We're excited to see what you can build with them :rocket:

I'm unable to reference gpt-4 in openai_textcat.py and openai_ner.py. The latest model I can call is legacy text-davinci-003. Can I reference gpt-4 or gpt-3.5? Or something we can call here: GitHub - explosion/spacy-llm: šŸ¦™ Integrating LLMs into structured NLP pipelines?

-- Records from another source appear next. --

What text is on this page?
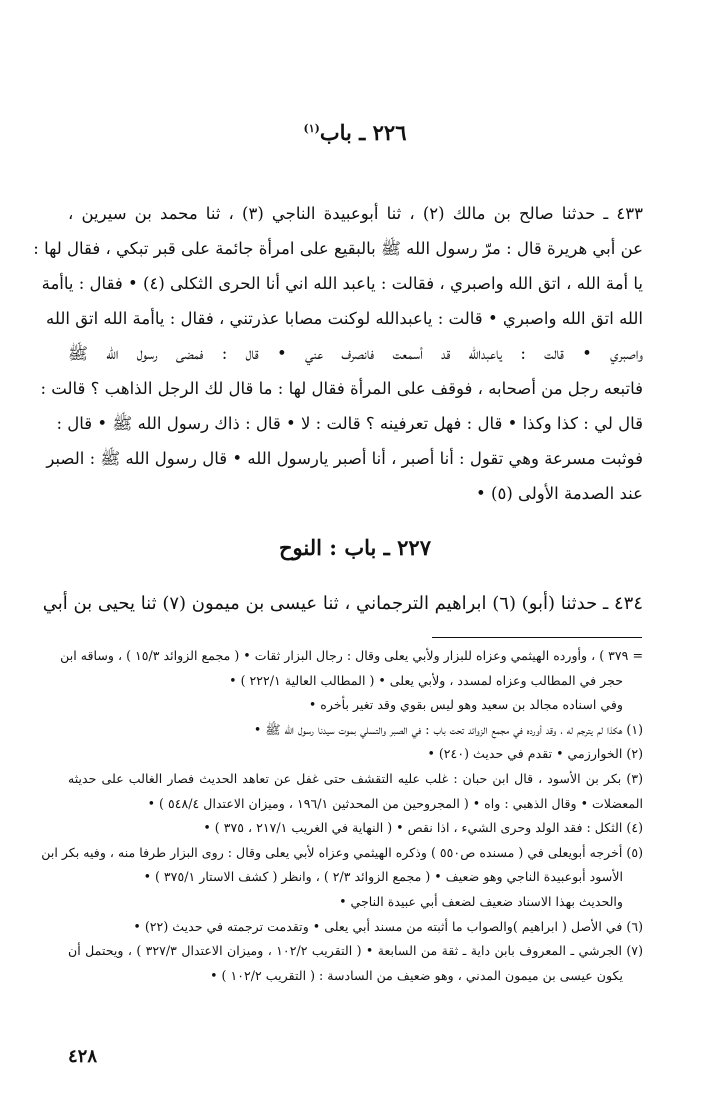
٢٢٦ ـ باب$^{(١)}$
٤٣٣ ـ حدثنا صالح بن مالك (٢) ، ثنا أبوعبيدة الناجي (٣) ، ثنا محمد بن سيرين ،
عن أبي هريرة قال : مرّ رسول الله ﷺ بالبقيع على امرأة جائمة على قبر تبكي ، فقال لها :
يا أمة الله ، اتق الله واصبري ، فقالت : ياعبد الله اني أنا الحرى الثكلى (٤) • فقال : ياأمة
الله اتق الله واصبري • قالت : ياعبدالله لوكنت مصابا عذرتني ، فقال : ياأمة الله اتق الله
واصبري • قالت : ياعبدالله قد أسمعت فانصرف عني • قال : فمضى رسول الله ﷺ
فاتبعه رجل من أصحابه ، فوقف على المرأة فقال لها : ما قال لك الرجل الذاهب ؟ قالت :
قال لي : كذا وكذا • قال : فهل تعرفينه ؟ قالت : لا • قال : ذاك رسول الله ﷺ • قال :
فوثبت مسرعة وهي تقول : أنا أصبر ، أنا أصبر يارسول الله • قال رسول الله ﷺ : الصبر
عند الصدمة الأولى (٥) •
٢٢٧ ـ باب : النوح
٤٣٤ ـ حدثنا (أبو) (٦) ابراهيم الترجماني ، ثنا عيسى بن ميمون (٧) ثنا يحيى بن أبي
= ٣٧٩ ) ، وأورده الهيثمي وعزاه للبزار ولأبي يعلى وقال : رجال البزار ثقات • ( مجمع الزوائد ١٥/٣ ) ، وساقه ابن
حجر في المطالب وعزاه لمسدد ، ولأبي يعلى • ( المطالب العالية ٢٢٢/١ ) •
وفي اسناده مجالد بن سعيد وهو ليس بقوي وقد تغير بأخره •
(١) هكذا لم يترجم له ، وقد أورده في مجمع الزوائد تحت باب : في الصبر والتسلي بموت سيدنا رسول الله ﷺ •
(٢) الخوارزمي • تقدم في حديث (٢٤٠) •
(٣) بكر بن الأسود ، قال ابن حبان : غلب عليه التقشف حتى غفل عن تعاهد الحديث فصار الغالب على حديثه
المعضلات • وقال الذهبي : واه • ( المجروحين من المحدثين ١٩٦/١ ، وميزان الاعتدال ٥٤٨/٤ ) •
(٤) الثكل : فقد الولد وحرى الشيء ، اذا نقص • ( النهاية في الغريب ٢١٧/١ ، ٣٧٥ ) •
(٥) أخرجه أبويعلى في ( مسنده ص٥٥٠ ) وذكره الهيثمي وعزاه لأبي يعلى وقال : روى البزار طرفا منه ، وفيه بكر ابن
الأسود أبوعبيدة الناجي وهو ضعيف • ( مجمع الزوائد ٢/٣ ) ، وانظر ( كشف الاستار ٣٧٥/١ ) •
والحديث بهذا الاسناد ضعيف لضعف أبي عبيدة الناجي •
(٦) في الأصل ( ابراهيم )والصواب ما أثبته من مسند أبي يعلى • وتقدمت ترجمته في حديث (٢٢) •
(٧) الجرشي ـ المعروف بابن داية ـ ثقة من السابعة • ( التقريب ١٠٢/٢ ، وميزان الاعتدال ٣٢٧/٣ ) ، ويحتمل أن
يكون عيسى بن ميمون المدني ، وهو ضعيف من السادسة : ( التقريب ١٠٢/٢ ) •
٤٢٨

def textcat_openai_correct(
    dataset: str,
    filepath: Path,
    labels: List[str],
    lang: str = "en",
    model: str = "gpt-4",
    batch_size: int = 10,
    segment: bool = False,
    prompt_path: Path = DEFAULT_PROMPT_PATH,
    examples_path: Optional[Path] = None,
    max_examples: int = 2,
    exclusive_classes: bool = False,
    verbose: bool = False,
):

I'm also looking for a way to combine llm NER predictions with spaCy ner.correct default entities in the same recipe -- basically one task that takes an utterance and predicts the list of default spaCy entities with additional custom labelsI have defined that are predicted by gpt-3.5 or gpt-4. The annotator would then review and correct.

@cheyanneb have you seen this blogpost?

It uses the spacy-llm project in Prodigy to help generate these kinds of review interfaces.

At the moment, and also for the long term, I would recommend using spacy-llm. The next version of Prodigy (v1.13, which shouldn't take too long) will support spacy-llm directly as an alternative for these OpenAI recipes. The spacy-llm project has a bunch of benefits, like support for more backends as well as a proper caching mechanism. But it's also a project that's easier to update when, as shown recently, OpenAI decides to deprecate some of their main endpoints.

Let me know if the blogpost does not help in the meantime!